‘Light as a Feather’ – But an awful burden
With the curse now on her, McKenna finds herself presented with some unpleasant options as Hulu’s “Light as a Feather” opens its second season this week.
Beginning Friday, July 26, the new batch of 16-episodes (which will be rolled out in two eight-episode parts) finds the teen played by Liana Liberato with the chrysalis now on her after inheriting it from enemy Violet (Haley Ramm), the result of Violet initiating the lethal game “Light as a Feather, Stiff as a Board” that wound up killing several of their high-school classmates.
Pulsing away on her back, the chrysalis begins sucking the life from McKenna, seemingly compelling her to play a new round of the game. But she knows if she does, more people will die, so she’s forced to turn to the only person who can possibly help her – Violet.
“McKenna’s a good girl and she really doesn’t have a bad bone in her body, to be honest,” Liberato explains. “So she’s definitely dealing with a very huge moral dilemma because in order for the curse to not kill you, you have to play the game and kill other people, and that’s definitely not something McKenna wants to do because she’s the one that experienced the repercussions and the pain of what Violet put on them in the first season. But it’s really fun to explore that, for sure.”

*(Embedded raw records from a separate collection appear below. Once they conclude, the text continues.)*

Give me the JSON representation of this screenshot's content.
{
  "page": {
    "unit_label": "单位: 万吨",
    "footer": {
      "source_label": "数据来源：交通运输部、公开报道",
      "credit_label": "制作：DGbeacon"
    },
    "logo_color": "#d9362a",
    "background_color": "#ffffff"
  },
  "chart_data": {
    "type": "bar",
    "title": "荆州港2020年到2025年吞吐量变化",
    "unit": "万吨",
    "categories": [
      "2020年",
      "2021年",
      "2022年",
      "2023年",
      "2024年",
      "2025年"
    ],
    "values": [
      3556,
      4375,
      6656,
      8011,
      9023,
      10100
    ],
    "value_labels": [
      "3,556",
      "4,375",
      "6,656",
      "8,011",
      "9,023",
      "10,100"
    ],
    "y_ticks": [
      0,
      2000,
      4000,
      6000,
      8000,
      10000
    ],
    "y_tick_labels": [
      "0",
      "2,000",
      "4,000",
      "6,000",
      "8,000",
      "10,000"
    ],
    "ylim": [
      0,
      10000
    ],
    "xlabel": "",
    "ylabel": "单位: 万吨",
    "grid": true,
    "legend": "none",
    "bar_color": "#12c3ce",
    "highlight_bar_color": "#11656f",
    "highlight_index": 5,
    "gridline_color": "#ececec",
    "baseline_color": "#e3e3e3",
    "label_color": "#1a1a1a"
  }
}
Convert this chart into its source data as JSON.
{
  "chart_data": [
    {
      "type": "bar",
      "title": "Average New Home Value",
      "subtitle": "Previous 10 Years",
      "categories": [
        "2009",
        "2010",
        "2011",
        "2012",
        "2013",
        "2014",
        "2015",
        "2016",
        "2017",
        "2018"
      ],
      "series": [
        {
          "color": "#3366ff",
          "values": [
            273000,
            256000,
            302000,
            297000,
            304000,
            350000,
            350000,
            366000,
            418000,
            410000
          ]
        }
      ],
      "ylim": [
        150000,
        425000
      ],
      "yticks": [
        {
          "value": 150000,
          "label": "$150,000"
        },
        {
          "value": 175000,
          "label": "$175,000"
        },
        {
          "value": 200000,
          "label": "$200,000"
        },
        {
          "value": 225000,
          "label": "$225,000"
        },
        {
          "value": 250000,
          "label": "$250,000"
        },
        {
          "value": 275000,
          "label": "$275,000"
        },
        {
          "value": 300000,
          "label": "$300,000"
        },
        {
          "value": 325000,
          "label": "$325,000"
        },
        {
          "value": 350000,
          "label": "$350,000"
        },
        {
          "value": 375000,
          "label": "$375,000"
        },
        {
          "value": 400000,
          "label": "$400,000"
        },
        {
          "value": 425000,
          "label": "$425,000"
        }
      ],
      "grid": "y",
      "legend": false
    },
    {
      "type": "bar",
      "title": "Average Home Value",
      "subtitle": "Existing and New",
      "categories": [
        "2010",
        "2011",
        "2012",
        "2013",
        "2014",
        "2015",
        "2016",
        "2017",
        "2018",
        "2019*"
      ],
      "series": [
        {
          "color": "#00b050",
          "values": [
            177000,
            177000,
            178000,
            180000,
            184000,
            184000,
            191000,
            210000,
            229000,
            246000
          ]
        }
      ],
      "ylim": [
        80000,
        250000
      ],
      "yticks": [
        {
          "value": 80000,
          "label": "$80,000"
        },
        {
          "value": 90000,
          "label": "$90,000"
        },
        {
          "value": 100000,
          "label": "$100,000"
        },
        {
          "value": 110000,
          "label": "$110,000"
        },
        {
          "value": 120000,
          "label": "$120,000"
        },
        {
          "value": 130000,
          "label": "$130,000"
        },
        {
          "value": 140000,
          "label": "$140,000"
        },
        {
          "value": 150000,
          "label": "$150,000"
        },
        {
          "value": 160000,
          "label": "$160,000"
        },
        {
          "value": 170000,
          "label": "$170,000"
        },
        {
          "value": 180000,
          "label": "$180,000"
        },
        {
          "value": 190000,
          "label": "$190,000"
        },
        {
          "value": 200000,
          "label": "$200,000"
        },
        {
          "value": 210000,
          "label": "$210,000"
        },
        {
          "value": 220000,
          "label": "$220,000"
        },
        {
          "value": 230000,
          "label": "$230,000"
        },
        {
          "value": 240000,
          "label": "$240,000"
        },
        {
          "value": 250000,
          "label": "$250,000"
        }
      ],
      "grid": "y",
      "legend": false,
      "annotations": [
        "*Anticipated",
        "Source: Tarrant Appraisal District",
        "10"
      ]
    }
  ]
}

As the McKenna/Violet relationship develops, McKenna realizes the girl she once reviled for the deaths of her friends isn’t the selfish little witch she thought she was, which Liberato says was also an interesting exploration.
“You definitely see a new side of Violet in this season,” Liberato says, “You kind of get to dive into more of like why Violet became the way she did and that she was never like that before and it’s the game that caused her to be this person. And I think that both Violet and McKenna are being pulled in directions that they don’t want to be pulled in.
“Like McKenna definitely relies a lot on Violet because she’s been through it,” she continues. “And yeah, you get to explore a really fun relationship between them. Like obviously in the first season, it was sort of like protagonist versus the antagonist, and now it kind of seems like they lean more on the same side, so that’s fun.”